Nilekani also mentioned that he has a long association with France. For instance, Infosys is the digital innovation partner of The French Open, also called Roland-Garros, a major tennis tournament held in Paris. A lot of the advanced artificial intelligence work done at Roland Garros has been done by Infosys.
“I was amazed to see the number of startups in France, and the kind of activity which is happening in France,” said Nilekani. “I'm quite sure that the French technology revolution will be very advanced,” he said.
India has also built a lot of digital public infrastructure in the last 10 years, including Aadhaar platform, which is used to open bank accounts. It is also the basis for the world's largest cash transfer programme where money is credited directly into bank accounts using the Aadhaar number. “Billions of dollars were transferred during the (Covid-19) crisis directly into the bank accounts of vulnerable people so that they could get access to their money immediately,” said Nilekani “That's been a big benefit from this infrastructure.”

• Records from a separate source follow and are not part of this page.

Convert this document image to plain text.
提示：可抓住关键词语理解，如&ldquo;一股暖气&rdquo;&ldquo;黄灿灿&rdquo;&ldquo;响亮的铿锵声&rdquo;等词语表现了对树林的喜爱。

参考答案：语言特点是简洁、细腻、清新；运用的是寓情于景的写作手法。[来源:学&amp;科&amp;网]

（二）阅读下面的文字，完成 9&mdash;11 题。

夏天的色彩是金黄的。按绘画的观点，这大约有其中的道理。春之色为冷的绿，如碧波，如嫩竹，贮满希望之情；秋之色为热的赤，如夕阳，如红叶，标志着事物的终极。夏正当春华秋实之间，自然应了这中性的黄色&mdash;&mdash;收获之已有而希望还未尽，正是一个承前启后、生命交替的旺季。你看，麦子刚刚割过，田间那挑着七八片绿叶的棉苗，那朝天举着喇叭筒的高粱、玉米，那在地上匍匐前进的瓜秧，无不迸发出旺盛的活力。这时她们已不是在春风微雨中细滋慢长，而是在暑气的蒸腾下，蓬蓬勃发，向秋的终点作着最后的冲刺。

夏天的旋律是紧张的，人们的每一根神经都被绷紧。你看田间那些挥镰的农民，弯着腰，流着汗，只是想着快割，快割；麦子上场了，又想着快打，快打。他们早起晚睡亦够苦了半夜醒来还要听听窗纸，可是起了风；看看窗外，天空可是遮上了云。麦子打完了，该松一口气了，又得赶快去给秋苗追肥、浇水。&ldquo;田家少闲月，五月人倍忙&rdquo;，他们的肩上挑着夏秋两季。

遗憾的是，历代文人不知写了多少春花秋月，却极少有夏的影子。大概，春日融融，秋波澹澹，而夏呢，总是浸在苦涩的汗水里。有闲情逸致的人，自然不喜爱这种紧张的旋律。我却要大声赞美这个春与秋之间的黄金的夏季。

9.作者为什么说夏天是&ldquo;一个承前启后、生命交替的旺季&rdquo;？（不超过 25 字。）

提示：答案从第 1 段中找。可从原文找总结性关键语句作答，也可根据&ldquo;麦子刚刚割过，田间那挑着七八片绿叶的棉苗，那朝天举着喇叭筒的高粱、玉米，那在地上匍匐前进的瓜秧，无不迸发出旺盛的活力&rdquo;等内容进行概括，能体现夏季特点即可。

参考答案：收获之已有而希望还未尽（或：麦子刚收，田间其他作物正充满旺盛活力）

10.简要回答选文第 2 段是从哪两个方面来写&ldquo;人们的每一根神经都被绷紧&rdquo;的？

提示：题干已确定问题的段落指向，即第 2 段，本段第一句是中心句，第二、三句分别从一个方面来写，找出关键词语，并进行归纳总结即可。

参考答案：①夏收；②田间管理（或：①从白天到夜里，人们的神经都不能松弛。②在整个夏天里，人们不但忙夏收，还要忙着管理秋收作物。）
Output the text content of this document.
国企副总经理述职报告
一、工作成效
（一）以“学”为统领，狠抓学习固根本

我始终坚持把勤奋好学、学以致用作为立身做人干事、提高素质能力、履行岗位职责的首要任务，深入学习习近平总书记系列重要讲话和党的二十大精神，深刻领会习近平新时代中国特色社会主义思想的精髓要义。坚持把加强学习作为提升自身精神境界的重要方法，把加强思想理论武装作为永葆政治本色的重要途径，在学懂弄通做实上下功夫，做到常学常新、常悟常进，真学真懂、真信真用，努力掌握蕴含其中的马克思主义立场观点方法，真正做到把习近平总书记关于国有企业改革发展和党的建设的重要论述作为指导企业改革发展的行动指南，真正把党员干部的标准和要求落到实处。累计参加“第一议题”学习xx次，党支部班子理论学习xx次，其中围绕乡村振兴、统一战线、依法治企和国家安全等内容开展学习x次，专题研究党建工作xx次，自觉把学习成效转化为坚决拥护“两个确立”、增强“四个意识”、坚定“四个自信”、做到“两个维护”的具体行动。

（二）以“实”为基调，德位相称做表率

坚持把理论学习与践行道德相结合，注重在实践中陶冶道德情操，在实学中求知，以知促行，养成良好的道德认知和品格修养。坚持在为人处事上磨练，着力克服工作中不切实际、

Another important piece of fintech innovation in India is the UPI (Unified Payments Interface) system. It is an instant real-time payment system developed by National Payments Corporation of India (NPCI) facilitating inter-bank transactions. Nilekani was the advisor to NPCI, when UPI was launched in 2017 and it did hundred-thousand transactions initially. “Now it does 2 billion transactions a month,” said Nilekani.
He said UPI is a very important part of the fintech revolution in India. This is because on the back of it many many companies have come up, which have built the infrastructure for banks.